Two of the things I learned at the Learning & The Brain Conference at Avon Old Farms this year was the importance of learning cycles, and the value of face-to-face time. The brain takes in 4,000,000,000 bits of information per second through the sensorium of hearing, touch, taste, smell, sight, and kinetics.

The RAS processes this information (compresses it or filters it, we don’t know) down to 2,0000 bps, and then the Amygdala analyzes it for stress or danger. If there’s no stress or danger, the brain turns on its own reflective mode, and learning can occur, as the brain releases dopamine and seretonin, and a host of other neuro-chemicals to activate first working memory, and then long-term memory.

However, that cycle is short; you only have about 6-8 minutes of time before the neurotransmitters get re-absorbed and the mind begins to become bored. The only way to stimulate it is with a new burst of novelty that is neither stressful nor dangerous (to keep the Amygdala placated and happy).

Hence, the need to use Visual (V), Auditory (A) and Kinesthetic (K) methodologies to create novel, happy experiences so that the brain remains in a relaxed, happy, multisensory mode for a 40-minute period — the average length of a class at my school. Furthermore, there must be a priming — through homework, through classroom modification, through exposure to art, and through exposure to vocabulary — beginning a month to six weeks before the material is taught in the classroom.

Once in the classroom, this chart comes into play, quite literally. The priming feeds the cloud of energy that could/should occur in the classroom. Novelty initiates the first lesson, which encourages the students to learn by playing with, and then reviewing, a new concept every six-to-eight minutes. In a 40-minute class, this should happen 5-6 times. Furthermore, by combining this path of learning in the classroom with Ned Hallowell’s FIVE STEPS of learning, any student (EVERY student) can in fact connect-play-practice-’master’-and-be-recognized in a 40-minute period. If I as the teacher am aware that the first 8-minute period is devoted to trying to get everyone to connect to the classroom’s Daily Main Idea, then everyone should get connected. The second 8-minute period is about playing with a new concept or skill.

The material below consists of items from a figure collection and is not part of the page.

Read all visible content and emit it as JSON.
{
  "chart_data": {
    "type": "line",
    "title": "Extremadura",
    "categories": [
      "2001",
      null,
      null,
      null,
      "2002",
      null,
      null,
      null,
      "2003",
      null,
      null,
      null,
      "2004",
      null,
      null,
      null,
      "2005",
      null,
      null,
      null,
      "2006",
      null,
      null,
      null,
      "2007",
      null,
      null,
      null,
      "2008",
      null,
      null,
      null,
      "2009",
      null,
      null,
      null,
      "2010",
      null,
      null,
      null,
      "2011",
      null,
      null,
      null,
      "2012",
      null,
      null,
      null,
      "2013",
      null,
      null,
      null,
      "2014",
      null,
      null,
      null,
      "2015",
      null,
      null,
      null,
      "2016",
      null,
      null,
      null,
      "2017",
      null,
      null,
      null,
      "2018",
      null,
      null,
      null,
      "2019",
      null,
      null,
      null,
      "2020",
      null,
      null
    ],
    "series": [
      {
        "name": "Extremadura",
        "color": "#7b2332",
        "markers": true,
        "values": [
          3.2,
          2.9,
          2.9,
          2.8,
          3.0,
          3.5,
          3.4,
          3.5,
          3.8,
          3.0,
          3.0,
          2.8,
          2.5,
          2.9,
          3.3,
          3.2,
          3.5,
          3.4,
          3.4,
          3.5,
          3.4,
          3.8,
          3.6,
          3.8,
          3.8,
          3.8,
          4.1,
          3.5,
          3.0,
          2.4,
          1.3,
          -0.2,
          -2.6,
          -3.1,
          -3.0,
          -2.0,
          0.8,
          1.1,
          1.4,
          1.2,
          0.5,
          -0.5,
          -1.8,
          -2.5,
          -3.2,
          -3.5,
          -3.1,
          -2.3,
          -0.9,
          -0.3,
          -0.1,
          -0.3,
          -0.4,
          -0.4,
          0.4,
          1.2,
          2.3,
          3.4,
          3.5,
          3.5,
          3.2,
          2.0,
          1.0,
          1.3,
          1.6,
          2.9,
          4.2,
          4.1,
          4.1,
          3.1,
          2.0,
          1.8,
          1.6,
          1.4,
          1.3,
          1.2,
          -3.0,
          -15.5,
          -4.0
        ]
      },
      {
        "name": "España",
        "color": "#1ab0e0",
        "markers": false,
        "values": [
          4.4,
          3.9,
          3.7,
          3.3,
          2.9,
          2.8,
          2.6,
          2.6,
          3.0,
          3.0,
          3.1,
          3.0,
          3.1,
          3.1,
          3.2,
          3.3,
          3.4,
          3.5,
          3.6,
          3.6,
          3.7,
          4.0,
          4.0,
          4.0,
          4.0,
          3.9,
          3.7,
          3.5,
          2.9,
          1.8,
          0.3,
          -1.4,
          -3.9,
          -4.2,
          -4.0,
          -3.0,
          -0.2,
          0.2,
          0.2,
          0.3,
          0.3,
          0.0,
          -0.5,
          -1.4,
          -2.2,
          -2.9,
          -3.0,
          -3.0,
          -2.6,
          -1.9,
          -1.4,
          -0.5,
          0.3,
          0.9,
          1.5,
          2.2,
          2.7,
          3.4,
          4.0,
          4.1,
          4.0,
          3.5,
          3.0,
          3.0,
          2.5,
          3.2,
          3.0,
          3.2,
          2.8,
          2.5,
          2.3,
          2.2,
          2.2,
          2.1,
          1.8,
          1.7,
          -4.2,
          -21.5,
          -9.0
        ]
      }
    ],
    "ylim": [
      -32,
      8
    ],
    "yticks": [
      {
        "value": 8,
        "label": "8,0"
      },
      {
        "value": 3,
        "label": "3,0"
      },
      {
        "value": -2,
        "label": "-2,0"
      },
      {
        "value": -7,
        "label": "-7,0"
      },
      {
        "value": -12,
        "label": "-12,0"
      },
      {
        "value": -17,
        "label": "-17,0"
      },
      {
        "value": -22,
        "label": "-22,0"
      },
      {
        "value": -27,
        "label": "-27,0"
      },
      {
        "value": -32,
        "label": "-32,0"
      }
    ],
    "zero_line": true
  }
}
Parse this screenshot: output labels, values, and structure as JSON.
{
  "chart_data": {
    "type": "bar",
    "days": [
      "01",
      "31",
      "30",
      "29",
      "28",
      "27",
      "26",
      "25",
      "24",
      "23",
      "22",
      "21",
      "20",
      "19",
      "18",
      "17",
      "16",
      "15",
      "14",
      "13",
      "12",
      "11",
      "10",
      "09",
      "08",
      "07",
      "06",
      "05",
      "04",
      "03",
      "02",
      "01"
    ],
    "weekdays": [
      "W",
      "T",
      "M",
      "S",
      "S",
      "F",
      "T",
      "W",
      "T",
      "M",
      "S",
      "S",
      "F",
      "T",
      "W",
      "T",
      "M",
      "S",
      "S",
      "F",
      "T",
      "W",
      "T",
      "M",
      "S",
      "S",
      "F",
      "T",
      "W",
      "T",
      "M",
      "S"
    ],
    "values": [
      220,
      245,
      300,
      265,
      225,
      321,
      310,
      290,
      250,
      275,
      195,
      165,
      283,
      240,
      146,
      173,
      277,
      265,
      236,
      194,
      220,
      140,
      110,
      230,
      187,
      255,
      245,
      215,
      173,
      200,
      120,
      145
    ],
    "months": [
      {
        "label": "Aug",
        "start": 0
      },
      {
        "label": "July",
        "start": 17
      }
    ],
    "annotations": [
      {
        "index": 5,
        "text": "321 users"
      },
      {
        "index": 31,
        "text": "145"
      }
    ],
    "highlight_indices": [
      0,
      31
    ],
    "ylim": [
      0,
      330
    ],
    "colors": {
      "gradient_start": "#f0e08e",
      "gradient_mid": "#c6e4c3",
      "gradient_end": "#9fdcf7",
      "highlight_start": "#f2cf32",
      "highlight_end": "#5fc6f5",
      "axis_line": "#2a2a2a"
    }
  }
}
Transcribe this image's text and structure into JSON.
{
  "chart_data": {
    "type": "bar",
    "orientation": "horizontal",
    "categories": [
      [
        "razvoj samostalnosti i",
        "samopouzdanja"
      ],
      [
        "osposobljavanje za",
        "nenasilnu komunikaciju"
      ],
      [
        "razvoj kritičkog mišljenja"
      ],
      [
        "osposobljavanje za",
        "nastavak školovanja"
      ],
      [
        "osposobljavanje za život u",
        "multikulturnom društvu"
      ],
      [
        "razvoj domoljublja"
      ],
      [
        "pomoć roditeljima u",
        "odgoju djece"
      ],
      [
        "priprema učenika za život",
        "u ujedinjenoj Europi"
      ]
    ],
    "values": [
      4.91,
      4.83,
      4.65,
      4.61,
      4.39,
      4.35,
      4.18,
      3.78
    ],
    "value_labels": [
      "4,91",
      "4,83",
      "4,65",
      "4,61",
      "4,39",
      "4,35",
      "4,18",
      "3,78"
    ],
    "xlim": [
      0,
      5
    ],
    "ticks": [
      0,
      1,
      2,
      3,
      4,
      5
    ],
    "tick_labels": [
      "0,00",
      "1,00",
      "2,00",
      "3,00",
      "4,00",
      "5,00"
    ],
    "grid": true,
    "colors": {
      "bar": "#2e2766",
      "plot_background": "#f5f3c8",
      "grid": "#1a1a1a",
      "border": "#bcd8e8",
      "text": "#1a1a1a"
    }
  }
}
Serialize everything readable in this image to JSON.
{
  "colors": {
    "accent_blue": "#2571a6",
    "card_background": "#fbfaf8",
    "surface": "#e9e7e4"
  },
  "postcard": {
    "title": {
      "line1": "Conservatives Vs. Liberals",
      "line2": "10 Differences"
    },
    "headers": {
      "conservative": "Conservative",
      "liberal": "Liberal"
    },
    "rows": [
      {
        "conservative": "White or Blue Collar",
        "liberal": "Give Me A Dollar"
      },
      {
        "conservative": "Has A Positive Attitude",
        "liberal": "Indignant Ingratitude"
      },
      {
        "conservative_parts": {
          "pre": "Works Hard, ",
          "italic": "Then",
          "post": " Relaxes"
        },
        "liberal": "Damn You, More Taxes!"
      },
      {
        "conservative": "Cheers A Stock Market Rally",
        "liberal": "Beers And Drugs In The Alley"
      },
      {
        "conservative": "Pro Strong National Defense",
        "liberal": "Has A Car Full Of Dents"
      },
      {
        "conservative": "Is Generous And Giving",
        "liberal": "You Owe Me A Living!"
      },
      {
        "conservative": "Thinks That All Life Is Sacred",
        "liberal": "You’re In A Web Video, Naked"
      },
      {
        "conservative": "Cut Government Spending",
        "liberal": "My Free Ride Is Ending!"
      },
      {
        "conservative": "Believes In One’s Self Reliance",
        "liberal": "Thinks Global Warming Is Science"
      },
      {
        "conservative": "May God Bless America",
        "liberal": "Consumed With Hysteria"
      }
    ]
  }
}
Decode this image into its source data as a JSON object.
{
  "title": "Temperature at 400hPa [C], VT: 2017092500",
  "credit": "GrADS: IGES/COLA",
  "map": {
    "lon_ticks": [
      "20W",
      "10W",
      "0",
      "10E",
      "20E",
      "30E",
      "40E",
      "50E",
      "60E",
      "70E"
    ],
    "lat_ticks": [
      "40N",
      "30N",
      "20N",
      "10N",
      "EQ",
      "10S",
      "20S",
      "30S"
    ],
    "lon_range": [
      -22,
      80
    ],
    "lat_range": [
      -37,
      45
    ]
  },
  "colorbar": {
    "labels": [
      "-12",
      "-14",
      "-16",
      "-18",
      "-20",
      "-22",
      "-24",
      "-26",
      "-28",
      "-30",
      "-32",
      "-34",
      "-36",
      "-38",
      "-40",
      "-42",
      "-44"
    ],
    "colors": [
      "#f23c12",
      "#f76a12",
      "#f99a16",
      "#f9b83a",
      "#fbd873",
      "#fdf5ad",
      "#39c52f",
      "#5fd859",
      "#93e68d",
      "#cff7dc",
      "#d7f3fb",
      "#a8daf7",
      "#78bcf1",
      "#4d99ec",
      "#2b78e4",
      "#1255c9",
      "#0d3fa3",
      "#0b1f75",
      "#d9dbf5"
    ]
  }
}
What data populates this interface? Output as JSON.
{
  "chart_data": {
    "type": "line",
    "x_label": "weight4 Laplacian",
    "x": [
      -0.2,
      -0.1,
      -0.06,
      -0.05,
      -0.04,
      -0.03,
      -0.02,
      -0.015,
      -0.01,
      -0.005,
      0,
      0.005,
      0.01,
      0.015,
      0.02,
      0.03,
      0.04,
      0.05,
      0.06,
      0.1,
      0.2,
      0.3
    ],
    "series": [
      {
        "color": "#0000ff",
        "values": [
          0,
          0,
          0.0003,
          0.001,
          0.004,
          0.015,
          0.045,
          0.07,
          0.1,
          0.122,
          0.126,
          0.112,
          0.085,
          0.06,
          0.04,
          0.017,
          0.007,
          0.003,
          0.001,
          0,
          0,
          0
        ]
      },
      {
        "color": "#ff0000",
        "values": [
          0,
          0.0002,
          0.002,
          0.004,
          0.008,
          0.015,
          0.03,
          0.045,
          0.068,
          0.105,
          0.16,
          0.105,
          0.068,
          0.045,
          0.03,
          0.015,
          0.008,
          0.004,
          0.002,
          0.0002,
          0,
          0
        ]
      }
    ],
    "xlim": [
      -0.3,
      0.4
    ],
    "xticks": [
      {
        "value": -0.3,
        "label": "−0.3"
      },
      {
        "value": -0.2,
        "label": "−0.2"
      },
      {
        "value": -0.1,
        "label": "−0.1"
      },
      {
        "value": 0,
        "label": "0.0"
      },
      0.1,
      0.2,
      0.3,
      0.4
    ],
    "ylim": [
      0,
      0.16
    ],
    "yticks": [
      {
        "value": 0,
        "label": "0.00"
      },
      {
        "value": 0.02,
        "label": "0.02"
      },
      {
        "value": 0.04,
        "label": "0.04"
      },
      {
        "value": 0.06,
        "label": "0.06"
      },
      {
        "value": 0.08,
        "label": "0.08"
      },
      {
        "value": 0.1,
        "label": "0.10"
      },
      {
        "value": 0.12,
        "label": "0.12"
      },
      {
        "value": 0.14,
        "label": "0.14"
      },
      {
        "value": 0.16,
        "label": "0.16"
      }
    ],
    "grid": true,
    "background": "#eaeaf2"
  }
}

The third is about practicing that new skill; the fourth is about working that skill to become much better at it. The last 8-minute period is about reviewing the day as a whole, and recognizing each student for what they have accomplished that day.

Then there follows a period of reflection or fermentation, where the student isn’t in your class, but is interacting with and connecting to other ideas. The ideas bubble into long-term memory, and then have a chance to re-emerge during that night’s homework. With luck, the ideas explored in class and in homework then are explored in dream that night — when we do a substantial part of the processing of information and data. Further, the homework ideally contains some element that primes the learning for a lesson in the next week, and the next month.

It’s an ideal to work for, and I’m looking forward to trying it.